Your question is a little unclear as the title asks for an algorithm, but you also ask for a data structure. I will describe what I did with a similar issue, dealing with music.
The way I approached it was with a series of string transformations that produced a string with as much ambiguity removed as possible.
A few of the rules:
- Remove all whitespace
- Change all non-ASCII letters to ASCII equivalents. (ö -> o)
- Change everything to uppercase
- If a comma is encountered, swap the right side of the common with the left
- Remove common words like "the", "of", etc.
- Change Roman numerals to Arabic ("VII" -> 7)
So I'd end up with:
Blue Öyster Cult -> BLUEOYSTERCULT
Amos, Tori -> TORIAMOS
The Red Hot Chili Peppers -> REDHOTCHILIPEPPERS
I then used that for all comparisons, though it was never exposed to the user.
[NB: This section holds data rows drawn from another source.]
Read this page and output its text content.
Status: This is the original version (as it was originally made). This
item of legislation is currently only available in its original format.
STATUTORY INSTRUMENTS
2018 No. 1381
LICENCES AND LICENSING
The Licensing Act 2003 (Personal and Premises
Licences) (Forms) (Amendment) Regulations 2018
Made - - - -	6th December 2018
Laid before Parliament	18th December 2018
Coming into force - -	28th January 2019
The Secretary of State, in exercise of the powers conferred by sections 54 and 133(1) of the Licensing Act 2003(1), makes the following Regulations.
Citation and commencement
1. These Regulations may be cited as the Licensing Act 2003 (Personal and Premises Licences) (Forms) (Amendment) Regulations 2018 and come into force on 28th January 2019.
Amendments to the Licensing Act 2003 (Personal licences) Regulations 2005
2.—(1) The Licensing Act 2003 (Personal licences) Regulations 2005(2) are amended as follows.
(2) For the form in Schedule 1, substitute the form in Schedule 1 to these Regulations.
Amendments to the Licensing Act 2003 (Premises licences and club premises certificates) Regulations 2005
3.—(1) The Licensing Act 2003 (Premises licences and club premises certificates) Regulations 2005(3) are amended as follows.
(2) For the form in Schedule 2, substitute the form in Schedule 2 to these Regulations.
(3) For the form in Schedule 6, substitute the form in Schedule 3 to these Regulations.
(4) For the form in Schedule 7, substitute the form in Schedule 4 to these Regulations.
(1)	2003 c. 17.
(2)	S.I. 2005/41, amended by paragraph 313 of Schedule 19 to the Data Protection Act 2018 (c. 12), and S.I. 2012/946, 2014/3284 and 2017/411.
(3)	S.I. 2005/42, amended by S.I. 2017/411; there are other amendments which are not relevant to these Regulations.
In my case, I just used this as the identifier.
The rules were necessarily a bunch of heuristics developed by experimenting with real CDDB data. It obviously wasn't guaranteed to be foolproof, but it wasn't that hard to find a set that worked most of the time.
Your issue isn't quite the same. Remakes will be a problem because your titles will match. That might be partially solvable by looking for dates in the title ("Total Recall (2013)") but I suspect that data will often be missing.